Families across Britain have been forced to pay an extra £1,800 in tax over the past four years due to the rise in VAT shortly after the coalition government came to power.

The new figures, released by Labour to mark the fourth anniversary this weekend of the VAT increase from 17.5 per cent to 20 per cent, are based on Treasury statistics.

They reveal that the annual cost to a couple with children of a single percentage point rise in the standard rate of VAT is £180 - meaning the 2.5 per cent rise in the tax has cost an extra £450 a year since it was introduced.

This means that these families have paid an additional £1,800 in VAT since it was raised on January 4 2011.

During the last General Election, David Cameron stated: “We have absolutely no plans to raise VAT.”

Yet less than a year later, in January 2011, the tax was raised to its current level.

This comes after a report by the TaxPayers’ Alliance last month warned that the worst-off 10 per cent of families are disproportionately affected by flat-rate taxes like VAT, which take up almost half of their earnings.

Shabana Mahmood MP, Labour’s shadow exchequer secretary to the Treasury, said: “Before the last election David Cameron and George Osborne said they had no plans to raise VAT, but that’s exactly what they did after they got in.

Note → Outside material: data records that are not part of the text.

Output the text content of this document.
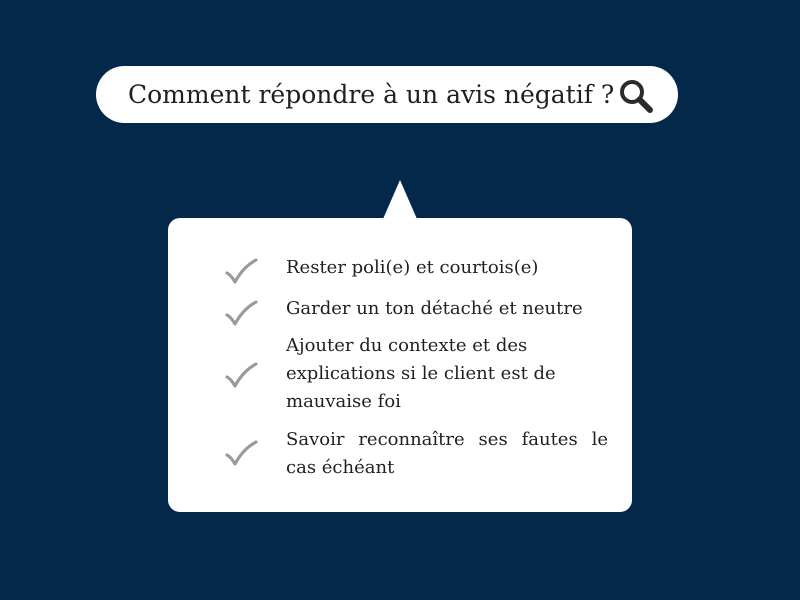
Comment répondre à un avis négatif ?
Rester poli(e) et courtois(e)
Garder un ton détaché et neutre
Ajouter du contexte et des explications si le client est de mauvaise foi
Savoir reconnaître ses fautes le cas échéant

These figures show that over the last four years a family with children has paid £1,800 more in higher VAT under the Tories.”

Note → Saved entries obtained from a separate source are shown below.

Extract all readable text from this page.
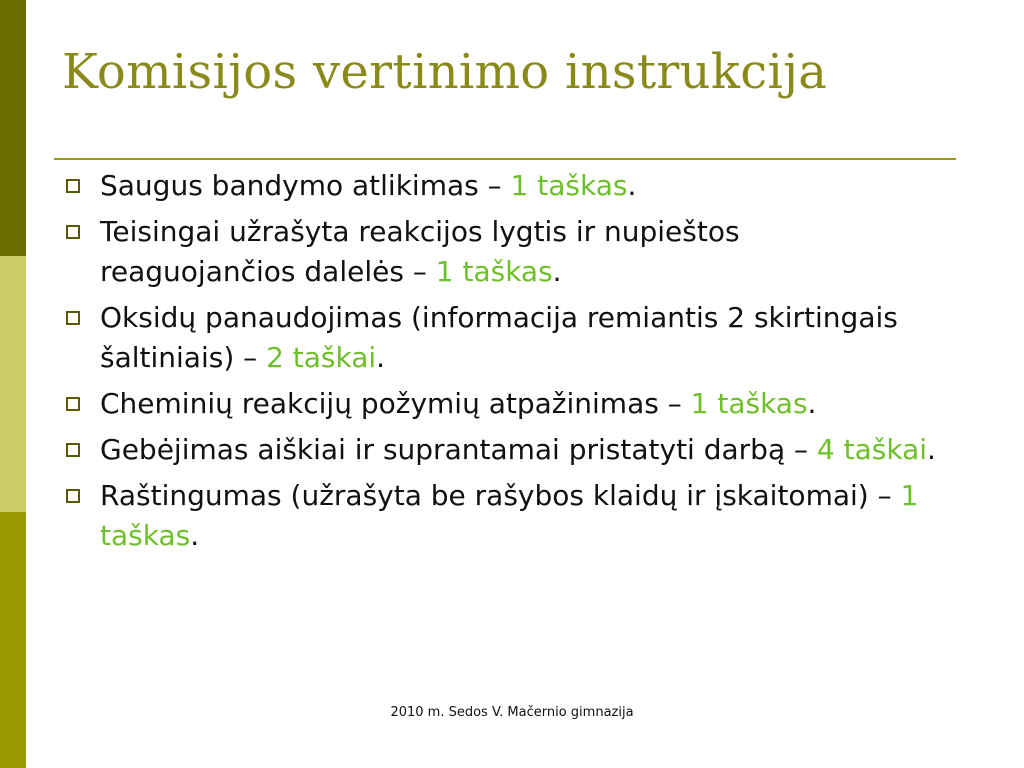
Komisijos vertinimo instrukcija
Saugus bandymo atlikimas – 1 taškas.
Teisingai užrašyta reakcijos lygtis ir nupieštos reaguojančios dalelės – 1 taškas.
Oksidų panaudojimas (informacija remiantis 2 skirtingais šaltiniais) – 2 taškai.
Cheminių reakcijų požymių atpažinimas – 1 taškas.
Gebėjimas aiškiai ir suprantamai pristatyti darbą – 4 taškai.
Raštingumas (užrašyta be rašybos klaidų ir įskaitomai) – 1 taškas.
2010 m. Sedos V. Mačernio gimnazija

She added: “The truth is that the only people who have got a big tax cut under this Government are those earning over £150,000. And while everyone else faces a cost-of-living crisis, the Tories have refused to rule out another VAT rise in the next Parliament to pay for their £7 billion of unfunded tax promises.”

According to Ms Mahmood, Labour will balance the books “in a fairer way” by cutting taxes for 24 million people through a lower 10p starting rate of tax, freezing energy bills, reducing business rates and expanding free childcare for working parents.

“And we’ll get the deficit down in a fairer way by reversing David Cameron’s £3 billion-a-year tax cut for the top one per cent of earners,” she said.